Мои алые паруса (Ячменева) - страница 105

[1] Арабеска (итал. arabesco «арабский») — европейское название сложного восточного средневекового орнамента, состоящего из геометрических и растительных элементов (ист. Википедия).

27. Бесчувственный с горящим взором

Может, все не так уж и плохо, как я считаю? А вдруг Пашка действительно в меня влюблен? Интересно, с какого периода? Недавно? С университета? Со школы? С детского сада? А дети в этом возрасте вообще понимают, что такое любовь, или для них это только игра?

А если любил, то почему не признавался и терпел моих «Валер, Саш, Сереж, Олегов и прочих»? Стоп. Не было у меня никакого Валеры. Саша же первым был… Он даже не смог запомнить имена моих бывших? Наугад называл? Так почему же ничего не предпринимал? Смущался? Ой, это так мило…

А Славин умеет смущаться?

Интересно, как он целуется… Наверняка хорошо, опыт-то у него в несколько раз превышает мой. А когда я в последний раз целовалась? А вдруг забыла, как это делается?

— Бр-р, — помотала головой и поспешно побрызгала водой в лицо.

Стоп, Юля. Ты сейчас размечтаешься, а потом разочаровываться будет так же больно, как во время выпускного. Снова перекрашиваться придется, а волосы до каре обстригать. Ты этого хочешь? Нет, я только нашла баланс между секущимися кончиками и отращиванием длины.

Это же Славин. Он не умеет смущаться. Если ему что-то надо, он идет и берет. Значит, до момента моего тридцатилетнего кризиса ему не надо было. А меня позиция: «Так и быть, могу жениться, раз для тебя это так критично» — категорически не устраивает.

Пашка же прямой и твердолобый, как доска! И что такое «романтика», он знает лишь понаслышке. От него не дождешься лишнего букета без повода или комплимента наутро.
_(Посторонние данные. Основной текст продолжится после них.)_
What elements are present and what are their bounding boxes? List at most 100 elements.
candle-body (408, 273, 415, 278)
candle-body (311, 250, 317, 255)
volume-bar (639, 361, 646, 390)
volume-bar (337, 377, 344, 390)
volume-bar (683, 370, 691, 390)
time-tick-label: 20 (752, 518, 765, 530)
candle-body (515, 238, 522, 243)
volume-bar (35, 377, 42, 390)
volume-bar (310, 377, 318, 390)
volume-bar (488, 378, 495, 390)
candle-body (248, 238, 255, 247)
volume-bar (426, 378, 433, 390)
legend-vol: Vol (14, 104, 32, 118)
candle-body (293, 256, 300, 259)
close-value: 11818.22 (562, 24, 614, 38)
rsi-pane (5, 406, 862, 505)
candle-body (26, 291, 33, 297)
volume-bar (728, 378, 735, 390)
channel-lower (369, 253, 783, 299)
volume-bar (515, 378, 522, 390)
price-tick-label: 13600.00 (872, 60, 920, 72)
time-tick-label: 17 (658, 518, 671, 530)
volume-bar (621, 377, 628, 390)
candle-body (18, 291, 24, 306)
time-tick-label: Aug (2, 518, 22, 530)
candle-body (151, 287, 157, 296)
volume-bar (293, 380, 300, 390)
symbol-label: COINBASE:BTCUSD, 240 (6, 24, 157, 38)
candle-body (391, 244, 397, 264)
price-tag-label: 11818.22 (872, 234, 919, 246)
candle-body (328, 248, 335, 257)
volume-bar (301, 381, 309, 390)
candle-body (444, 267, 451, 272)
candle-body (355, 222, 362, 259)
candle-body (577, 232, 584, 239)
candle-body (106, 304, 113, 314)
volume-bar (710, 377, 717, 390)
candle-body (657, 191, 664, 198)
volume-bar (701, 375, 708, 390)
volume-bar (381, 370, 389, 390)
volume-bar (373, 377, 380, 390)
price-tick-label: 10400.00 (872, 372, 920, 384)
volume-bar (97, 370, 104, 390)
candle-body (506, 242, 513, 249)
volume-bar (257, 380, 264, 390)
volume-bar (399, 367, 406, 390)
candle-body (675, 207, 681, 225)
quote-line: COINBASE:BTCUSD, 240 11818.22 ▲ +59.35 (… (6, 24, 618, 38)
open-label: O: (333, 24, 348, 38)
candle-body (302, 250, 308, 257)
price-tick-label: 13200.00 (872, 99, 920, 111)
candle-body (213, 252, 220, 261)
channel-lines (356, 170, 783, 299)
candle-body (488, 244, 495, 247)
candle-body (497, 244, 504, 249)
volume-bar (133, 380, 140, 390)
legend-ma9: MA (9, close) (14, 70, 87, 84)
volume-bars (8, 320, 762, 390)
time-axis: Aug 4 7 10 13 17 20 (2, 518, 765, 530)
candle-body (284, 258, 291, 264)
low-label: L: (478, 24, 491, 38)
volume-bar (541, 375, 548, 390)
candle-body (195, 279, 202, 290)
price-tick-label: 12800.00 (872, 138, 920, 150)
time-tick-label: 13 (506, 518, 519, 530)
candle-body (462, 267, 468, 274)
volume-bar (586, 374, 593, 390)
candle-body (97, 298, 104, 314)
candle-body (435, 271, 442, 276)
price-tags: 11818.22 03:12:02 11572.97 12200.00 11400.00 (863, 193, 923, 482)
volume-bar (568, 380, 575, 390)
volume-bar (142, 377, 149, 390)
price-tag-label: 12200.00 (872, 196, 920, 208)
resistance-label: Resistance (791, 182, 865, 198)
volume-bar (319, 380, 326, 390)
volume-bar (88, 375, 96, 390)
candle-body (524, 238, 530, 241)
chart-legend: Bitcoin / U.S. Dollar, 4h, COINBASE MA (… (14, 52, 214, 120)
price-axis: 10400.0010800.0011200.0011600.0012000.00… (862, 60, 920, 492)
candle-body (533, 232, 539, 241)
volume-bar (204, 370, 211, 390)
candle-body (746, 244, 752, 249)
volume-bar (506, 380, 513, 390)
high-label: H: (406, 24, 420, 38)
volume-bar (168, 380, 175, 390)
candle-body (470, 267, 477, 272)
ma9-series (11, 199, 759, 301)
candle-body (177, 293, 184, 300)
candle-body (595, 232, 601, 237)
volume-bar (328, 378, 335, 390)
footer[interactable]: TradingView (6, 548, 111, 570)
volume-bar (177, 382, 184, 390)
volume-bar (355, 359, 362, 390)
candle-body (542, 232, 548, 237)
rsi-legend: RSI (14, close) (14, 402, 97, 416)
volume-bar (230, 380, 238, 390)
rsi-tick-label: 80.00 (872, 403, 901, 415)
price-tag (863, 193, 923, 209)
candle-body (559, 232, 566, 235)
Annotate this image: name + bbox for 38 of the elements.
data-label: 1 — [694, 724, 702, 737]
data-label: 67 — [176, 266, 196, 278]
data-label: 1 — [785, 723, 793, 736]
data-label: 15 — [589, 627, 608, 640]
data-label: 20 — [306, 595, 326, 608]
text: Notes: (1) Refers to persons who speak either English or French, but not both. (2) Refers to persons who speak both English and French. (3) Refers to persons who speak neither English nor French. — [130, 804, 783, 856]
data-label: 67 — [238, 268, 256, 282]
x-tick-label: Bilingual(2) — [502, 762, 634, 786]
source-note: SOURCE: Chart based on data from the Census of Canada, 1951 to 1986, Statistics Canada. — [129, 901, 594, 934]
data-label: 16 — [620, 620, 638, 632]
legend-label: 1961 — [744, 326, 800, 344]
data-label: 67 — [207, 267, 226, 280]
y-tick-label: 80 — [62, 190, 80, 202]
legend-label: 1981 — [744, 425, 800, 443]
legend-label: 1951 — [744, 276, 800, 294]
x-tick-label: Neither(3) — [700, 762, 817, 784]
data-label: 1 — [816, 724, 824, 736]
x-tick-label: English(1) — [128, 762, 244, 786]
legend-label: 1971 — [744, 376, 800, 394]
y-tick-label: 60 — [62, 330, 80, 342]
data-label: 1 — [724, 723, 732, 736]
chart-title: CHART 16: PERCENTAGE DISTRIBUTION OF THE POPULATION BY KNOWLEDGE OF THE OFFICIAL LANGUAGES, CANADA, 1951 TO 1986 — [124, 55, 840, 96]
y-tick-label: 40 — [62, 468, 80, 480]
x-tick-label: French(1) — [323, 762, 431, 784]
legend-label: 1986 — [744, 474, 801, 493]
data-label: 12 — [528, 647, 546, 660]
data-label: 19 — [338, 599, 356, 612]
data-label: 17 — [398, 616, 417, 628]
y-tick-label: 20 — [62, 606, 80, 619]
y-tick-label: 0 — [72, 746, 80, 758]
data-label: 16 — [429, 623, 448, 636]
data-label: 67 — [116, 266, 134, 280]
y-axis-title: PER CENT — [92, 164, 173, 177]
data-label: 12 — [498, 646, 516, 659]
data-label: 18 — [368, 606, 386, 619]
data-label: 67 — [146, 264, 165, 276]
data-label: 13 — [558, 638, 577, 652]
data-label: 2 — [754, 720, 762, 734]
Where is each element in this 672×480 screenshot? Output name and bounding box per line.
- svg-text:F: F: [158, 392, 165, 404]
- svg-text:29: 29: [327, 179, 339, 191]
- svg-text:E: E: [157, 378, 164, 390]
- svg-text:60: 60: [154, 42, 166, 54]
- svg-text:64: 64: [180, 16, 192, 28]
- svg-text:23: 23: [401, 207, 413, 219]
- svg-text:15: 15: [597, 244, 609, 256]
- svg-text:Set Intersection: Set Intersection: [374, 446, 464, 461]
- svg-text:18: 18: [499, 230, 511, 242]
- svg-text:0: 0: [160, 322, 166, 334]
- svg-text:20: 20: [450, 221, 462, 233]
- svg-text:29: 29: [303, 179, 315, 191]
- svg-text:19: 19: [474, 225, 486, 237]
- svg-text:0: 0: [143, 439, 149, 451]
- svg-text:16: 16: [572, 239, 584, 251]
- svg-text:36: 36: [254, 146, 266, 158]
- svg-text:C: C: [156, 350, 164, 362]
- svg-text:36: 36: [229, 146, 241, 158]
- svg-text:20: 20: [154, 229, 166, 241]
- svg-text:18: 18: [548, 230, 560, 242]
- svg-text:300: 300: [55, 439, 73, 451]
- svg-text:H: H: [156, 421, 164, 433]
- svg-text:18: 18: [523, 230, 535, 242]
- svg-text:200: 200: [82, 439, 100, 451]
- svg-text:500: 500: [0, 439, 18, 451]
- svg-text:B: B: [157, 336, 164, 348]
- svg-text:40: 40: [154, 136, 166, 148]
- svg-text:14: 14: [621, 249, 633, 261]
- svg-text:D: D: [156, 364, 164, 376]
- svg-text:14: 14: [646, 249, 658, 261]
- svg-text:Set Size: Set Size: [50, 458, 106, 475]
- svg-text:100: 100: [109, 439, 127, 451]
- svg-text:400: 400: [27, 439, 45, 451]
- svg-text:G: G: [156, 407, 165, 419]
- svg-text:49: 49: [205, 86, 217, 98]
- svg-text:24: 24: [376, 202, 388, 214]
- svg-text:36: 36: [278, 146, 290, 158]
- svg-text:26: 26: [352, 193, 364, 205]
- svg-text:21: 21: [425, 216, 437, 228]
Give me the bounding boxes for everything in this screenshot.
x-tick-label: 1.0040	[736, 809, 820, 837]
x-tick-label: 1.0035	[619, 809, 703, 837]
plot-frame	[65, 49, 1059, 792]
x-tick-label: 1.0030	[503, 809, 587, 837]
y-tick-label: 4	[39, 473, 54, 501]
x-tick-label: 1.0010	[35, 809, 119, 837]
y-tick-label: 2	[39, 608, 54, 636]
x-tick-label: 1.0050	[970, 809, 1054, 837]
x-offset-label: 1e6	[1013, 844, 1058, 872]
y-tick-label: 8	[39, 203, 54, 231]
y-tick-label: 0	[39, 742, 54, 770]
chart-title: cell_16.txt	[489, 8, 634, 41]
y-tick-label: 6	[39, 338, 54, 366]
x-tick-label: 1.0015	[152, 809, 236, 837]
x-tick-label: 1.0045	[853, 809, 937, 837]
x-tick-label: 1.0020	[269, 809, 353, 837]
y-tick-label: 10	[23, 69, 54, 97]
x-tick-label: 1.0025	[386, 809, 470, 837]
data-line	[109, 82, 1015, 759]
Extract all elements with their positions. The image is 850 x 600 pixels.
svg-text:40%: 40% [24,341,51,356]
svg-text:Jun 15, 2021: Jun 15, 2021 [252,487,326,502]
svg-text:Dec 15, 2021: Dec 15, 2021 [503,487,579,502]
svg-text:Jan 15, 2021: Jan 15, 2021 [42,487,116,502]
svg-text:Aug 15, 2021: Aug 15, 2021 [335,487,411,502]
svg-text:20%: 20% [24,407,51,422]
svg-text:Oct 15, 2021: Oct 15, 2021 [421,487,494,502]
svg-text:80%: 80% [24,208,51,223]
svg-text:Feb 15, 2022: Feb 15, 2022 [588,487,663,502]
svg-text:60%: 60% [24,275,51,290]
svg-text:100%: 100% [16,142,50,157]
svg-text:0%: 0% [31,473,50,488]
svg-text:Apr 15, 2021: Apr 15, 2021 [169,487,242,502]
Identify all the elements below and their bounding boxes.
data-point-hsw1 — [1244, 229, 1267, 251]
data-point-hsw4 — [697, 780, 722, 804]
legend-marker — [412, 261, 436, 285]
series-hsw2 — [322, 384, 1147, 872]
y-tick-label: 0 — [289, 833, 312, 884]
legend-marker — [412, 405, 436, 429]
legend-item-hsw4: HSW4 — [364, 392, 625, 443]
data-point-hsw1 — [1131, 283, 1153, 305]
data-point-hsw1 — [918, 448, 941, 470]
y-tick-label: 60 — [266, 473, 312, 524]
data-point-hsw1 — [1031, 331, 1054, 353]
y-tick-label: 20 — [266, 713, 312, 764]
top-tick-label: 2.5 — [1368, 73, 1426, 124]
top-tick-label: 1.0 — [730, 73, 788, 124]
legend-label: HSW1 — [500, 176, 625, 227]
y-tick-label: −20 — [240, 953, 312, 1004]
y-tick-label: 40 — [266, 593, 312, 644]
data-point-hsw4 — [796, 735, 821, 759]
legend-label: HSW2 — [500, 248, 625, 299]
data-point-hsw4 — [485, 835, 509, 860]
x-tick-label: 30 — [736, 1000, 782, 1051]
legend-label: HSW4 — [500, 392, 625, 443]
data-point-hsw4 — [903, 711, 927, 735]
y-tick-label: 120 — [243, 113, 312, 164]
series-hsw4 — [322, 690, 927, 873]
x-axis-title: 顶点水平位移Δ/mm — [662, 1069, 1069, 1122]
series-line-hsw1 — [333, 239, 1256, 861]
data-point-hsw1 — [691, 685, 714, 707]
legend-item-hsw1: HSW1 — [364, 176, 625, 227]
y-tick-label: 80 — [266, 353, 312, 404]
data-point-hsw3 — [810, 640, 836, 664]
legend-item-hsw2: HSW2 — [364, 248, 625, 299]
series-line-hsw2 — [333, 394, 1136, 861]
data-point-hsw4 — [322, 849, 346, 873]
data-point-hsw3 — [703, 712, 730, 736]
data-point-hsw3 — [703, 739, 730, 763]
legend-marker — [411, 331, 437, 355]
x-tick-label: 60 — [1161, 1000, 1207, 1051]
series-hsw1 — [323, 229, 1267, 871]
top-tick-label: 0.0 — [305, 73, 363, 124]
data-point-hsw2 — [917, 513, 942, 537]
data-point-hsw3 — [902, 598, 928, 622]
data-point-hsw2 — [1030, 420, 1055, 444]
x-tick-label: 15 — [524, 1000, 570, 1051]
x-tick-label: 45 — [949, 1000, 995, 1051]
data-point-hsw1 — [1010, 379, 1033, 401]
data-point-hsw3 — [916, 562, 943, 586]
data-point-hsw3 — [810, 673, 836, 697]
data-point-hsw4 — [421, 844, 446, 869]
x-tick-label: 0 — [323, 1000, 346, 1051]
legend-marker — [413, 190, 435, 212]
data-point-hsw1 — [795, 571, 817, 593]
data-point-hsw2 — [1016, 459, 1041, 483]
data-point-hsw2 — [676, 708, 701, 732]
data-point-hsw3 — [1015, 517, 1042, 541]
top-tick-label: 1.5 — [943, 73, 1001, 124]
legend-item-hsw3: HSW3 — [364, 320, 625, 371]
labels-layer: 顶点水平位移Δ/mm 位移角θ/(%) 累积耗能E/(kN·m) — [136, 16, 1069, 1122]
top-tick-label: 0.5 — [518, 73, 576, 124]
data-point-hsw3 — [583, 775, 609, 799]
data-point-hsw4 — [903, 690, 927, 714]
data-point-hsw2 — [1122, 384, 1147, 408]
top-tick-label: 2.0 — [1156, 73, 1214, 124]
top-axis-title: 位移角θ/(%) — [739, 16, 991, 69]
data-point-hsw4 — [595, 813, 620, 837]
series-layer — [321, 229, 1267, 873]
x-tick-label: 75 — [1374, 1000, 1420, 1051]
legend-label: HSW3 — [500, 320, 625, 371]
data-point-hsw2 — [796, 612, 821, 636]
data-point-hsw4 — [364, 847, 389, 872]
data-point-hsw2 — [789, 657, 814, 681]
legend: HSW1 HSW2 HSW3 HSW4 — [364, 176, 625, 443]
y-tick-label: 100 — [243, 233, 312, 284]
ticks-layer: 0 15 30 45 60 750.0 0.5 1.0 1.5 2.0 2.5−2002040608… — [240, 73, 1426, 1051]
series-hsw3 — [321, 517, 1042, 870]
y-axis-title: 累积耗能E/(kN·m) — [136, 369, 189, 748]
Он скорее предупредит меня о прыще на спине или задравшейся юбке. Ну уж нет. Терпеть его в качестве друга — это одно, но возлюбленный мне такой не нужен.

Снова разложив все по полочкам в голове и в мыслях, в которых начался настоящий кавардак, стоило Славину меня немного погладить по шерстке, а также переодевшись в чистое летнее, пусть и устаревшее платьице, я вышла из ванной комнаты. Паша крепко спал и никакими раздумьями, в отличие от меня, не мучился. Говорю же: доска бесчувственная!

Выглядел он действительно очень усталым, поэтому будить его стало жаль. Решив, что пусть спит, пока я занимаюсь распаковкой чемодана, присела перед развернутым кейсом и принялась перебирать присланные заботливой материнской рукой вещи. Мама постаралась на славу и упаковала, наверное, весь мой летний гардероб, не учтя, что из чего-то я давно выросла, а что-то на мне болталось, как на вешалке. Мои новенькие платья и сарафаны где-то путешествовали, а я оказалась перед своим старым гардеробом преимущественно университетского периода. Налезало на меня из этого многое, но выглядела я в коротких юбочках с кружевами и принтом с бабочками как молодая студентка, а не тридцатилетняя тетка. Но выбора не было: эти наряды все равно были лучше того, в котором я вчера смешила гостей отеля.